Hoy, Héctor Rojas, profesor adjunto de la Escuela de Educación de la Universidad de O´Higgins, reseña «Matate, amor», novela que se incorpora a las filas de la creciente literatura que problematiza la maternidad.
Matate, amor fue la primera novela de la escritora argentina Ariana Harwicz en el año 2012. Luego la siguieron La débil mental (2014), Precoz (2015) y Degenerado (2019). A pesar de la sostenida producción y – leo en diversas notas de prensa – interés de la crítica, fue un nombre que me fue esquivo hasta ahora. Matate, amor tiene una nueva edición de 2018 en MARDULCE, que es la primera novela de Harwicz que leo, la única por el momento.

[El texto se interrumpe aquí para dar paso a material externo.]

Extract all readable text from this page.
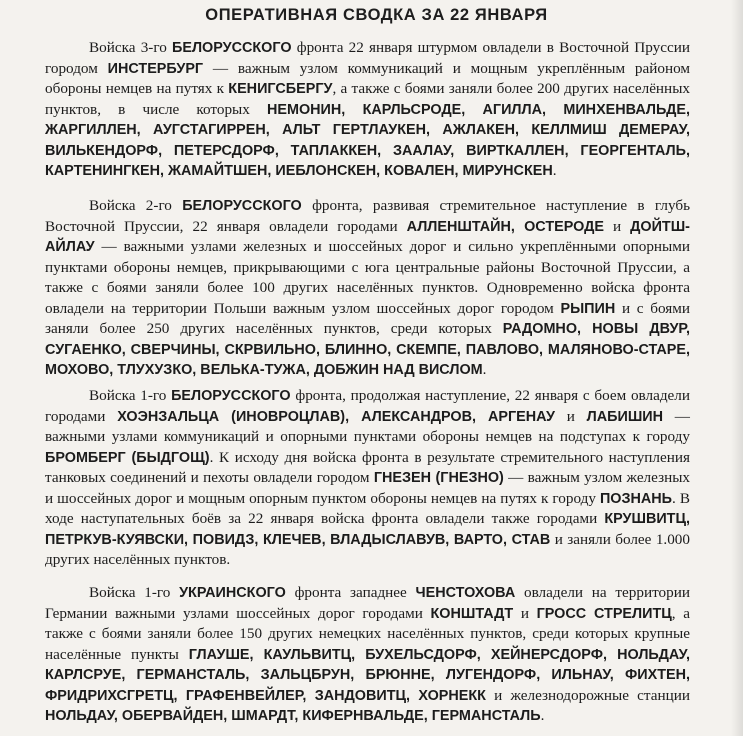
ОПЕРАТИВНАЯ СВОДКА ЗА 22 ЯНВАРЯ

Войска 3-го БЕЛОРУССКОГО фронта 22 января штурмом овладели в Восточной Пруссии городом ИНСТЕРБУРГ — важным узлом коммуникаций и мощным укреплённым районом обороны немцев на путях к КЕНИГСБЕРГУ, а также с боями заняли более 200 других населённых пунктов, в числе которых НЕМОНИН, КАРЛЬСРОДЕ, АГИЛЛА, МИНХЕНВАЛЬДЕ, ЖАРГИЛЛЕН, АУГСТАГИРРЕН, АЛЬТ ГЕРТЛАУКЕН, АЖЛАКЕН, КЕЛЛМИШ ДЕМЕРАУ, ВИЛЬКЕНДОРФ, ПЕТЕРСДОРФ, ТАПЛАККЕН, ЗААЛАУ, ВИРТКАЛЛЕН, ГЕОРГЕНТАЛЬ, КАРТЕНИНГКЕН, ЖАМАЙТШЕН, ИЕБЛОНСКЕН, КОВАЛЕН, МИРУНСКЕН.

Войска 2-го БЕЛОРУССКОГО фронта, развивая стремительное наступление в глубь Восточной Пруссии, 22 января овладели городами АЛЛЕНШТАЙН, ОСТЕРОДЕ и ДОЙТШ-АЙЛАУ — важными узлами железных и шоссейных дорог и сильно укреплёнными опорными пунктами обороны немцев, прикрывающими с юга центральные районы Восточной Пруссии, а также с боями заняли более 100 других населённых пунктов. Одновременно войска фронта овладели на территории Польши важным узлом шоссейных дорог городом РЫПИН и с боями заняли более 250 других населённых пунктов, среди которых РАДОМНО, НОВЫ ДВУР, СУГАЕНКО, СВЕРЧИНЫ, СКРВИЛЬНО, БЛИННО, СКЕМПЕ, ПАВЛОВО, МАЛЯНОВО-СТАРЕ, МОХОВО, ТЛУХУЗКО, ВЕЛЬКА-ТУЖА, ДОБЖИН НАД ВИСЛОМ.

Войска 1-го БЕЛОРУССКОГО фронта, продолжая наступление, 22 января с боем овладели городами ХОЭНЗАЛЬЦА (ИНОВРОЦЛАВ), АЛЕКСАНДРОВ, АРГЕНАУ и ЛАБИШИН — важными узлами коммуникаций и опорными пунктами обороны немцев на подступах к городу БРОМБЕРГ (БЫДГОЩ). К исходу дня войска фронта в результате стремительного наступления танковых соединений и пехоты овладели городом ГНЕЗЕН (ГНЕЗНО) — важным узлом железных и шоссейных дорог и мощным опорным пунктом обороны немцев на путях к городу ПОЗНАНЬ. В ходе наступательных боёв за 22 января войска фронта овладели также городами КРУШВИТЦ, ПЕТРКУВ-КУЯВСКИ, ПОВИДЗ, КЛЕЧЕВ, ВЛАДЫСЛАВУВ, ВАРТО, СТАВ и заняли более 1.000 других населённых пунктов.

Войска 1-го УКРАИНСКОГО фронта западнее ЧЕНСТОХОВА овладели на территории Германии важными узлами шоссейных дорог городами КОНШТАДТ и ГРОСС СТРЕЛИТЦ, а также с боями заняли более 150 других немецких населённых пунктов, среди которых крупные населённые пункты ГЛАУШЕ, КАУЛЬВИТЦ, БУХЕЛЬСДОРФ, ХЕЙНЕРСДОРФ, НОЛЬДАУ, КАРЛСРУЕ, ГЕРМАНСТАЛЬ, ЗАЛЬЦБРУН, БРЮННЕ, ЛУГЕНДОРФ, ИЛЬНАУ, ФИХТЕН, ФРИДРИХСГРЕТЦ, ГРАФЕНВЕЙЛЕР, ЗАНДОВИТЦ, ХОРНЕКК и железнодорожные станции НОЛЬДАУ, ОБЕРВАЙДЕН, ШМАРДТ, КИФЕРНВАЛЬДЕ, ГЕРМАНСТАЛЬ.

La novela está escrita principalmente desde el relato interior de su protagonista, salvo un par de momentos en los que cede la voz a otros personajes. Se trata de una mujer que narra una vida que le pasa por encima. La crítica ha hecho énfasis en la reflexión sobre una maternidad no deseada que permite la obra, especialmente en un momento en que en Latinoamérica la última ola feminista ha impulsado la discusión sobre el aborto y la obligatoriedad de la maternidad. La asimilación sobre su vida de madre no es desde una consigna crítica a la maternidad. Es su maternidad, no la de otras mujeres, la que no le hace sentido porque no fue elegida: “Si no hubiera habido ese gesto de darme vuelta, si yo hubiera cerrado las piernas, si le hubiera agarrado la pija, no tendría que ir a la panadería a comprar la torta de crema o chocolate y las velitas, medio año ya” (9). La paternidad es todavía más insustancial porque además de no ser elegida es apenas mínimamente responsable.

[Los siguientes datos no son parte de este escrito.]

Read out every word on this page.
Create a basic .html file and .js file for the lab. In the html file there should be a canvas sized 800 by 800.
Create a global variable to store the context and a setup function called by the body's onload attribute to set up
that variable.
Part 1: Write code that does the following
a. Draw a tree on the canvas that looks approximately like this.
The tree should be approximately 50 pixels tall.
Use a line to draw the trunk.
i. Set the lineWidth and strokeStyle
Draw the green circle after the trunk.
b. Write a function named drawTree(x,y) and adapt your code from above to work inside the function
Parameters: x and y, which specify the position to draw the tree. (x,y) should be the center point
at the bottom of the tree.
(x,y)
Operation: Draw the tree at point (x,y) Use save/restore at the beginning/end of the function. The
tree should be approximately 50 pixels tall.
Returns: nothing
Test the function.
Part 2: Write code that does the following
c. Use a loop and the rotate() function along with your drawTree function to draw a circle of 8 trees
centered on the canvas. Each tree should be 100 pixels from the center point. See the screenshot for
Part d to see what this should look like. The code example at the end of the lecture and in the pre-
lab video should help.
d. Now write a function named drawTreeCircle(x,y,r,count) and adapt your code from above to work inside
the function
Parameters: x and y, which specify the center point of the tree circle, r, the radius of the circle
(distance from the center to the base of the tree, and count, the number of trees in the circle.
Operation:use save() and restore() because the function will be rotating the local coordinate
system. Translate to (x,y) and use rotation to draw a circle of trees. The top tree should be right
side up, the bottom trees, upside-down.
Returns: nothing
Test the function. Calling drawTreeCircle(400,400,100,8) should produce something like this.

Otra idea incómoda que trabaja Ariana Harwicz es la latencia de la muerte. Hay deseos novelados de asesinar y de morir, que no llegan a constituir planes reales y se esfuman en la divagación de la narración. Hay vecinos suicidas, familias completas que se han matado. Hay suicidas que ante la presión de su entorno se quitan la vida, una suerte de entorno de muerte. También está ella, no suicida pero atrapada y ante la presión social la muerte se viste de libertad, como el título de la novela insinúa. Es una libertad superficial y falsa, por eso descartada.
También hay una vida de pareja ridícula. No hay amor, ni siquiera hay dudas sobre el amor. La vida de pareja viene y sucede. Tampoco hay comunicación que permita resolver algo. Entre tanto silencio entre personajes, como lectores nos vamos volviendo cómplices de una crisis de la que nos enteramos por todo lo que narra la novela y que no es dicho en la voz de sus protagonistas. El silencio teje un resentimiento por el otro que con su propia reserva de sentimientos se muestra hostil y carente de empatía: “Es preferible callar, es lo que hago, hacerme la sota” (95). El silencio es en la novela un acuerdo implícito y el medio a través del cual se vuelven desconocidos.
Es una novela repleta de experiencias sensoriales y de ideas, muy íntima, aunque no tanto como para generar identificación con la protagonista, afortunadamente. Su historia en cambio se deja ver poco a poco, muestra lo que piensa y esconde lo que pasa. Precisamente en esa desproporción es que Ariana Harwicz encuentra un lugar en lo literario en un hábil gesto en el que el interior funciona como una cortina de humo de la historia. No solo hay un tema contingente y aunque sí lo hay, no es un emblema que ensombrezca la novela. Hay bastante humor negro e incluso momentos estéticamente hermosos, a pesar de la falta de trascendencia. Se trata de una mirada crítica, aunque sin la presión de ser correcta, lo que resulta en una obra que merece ser leída con atención.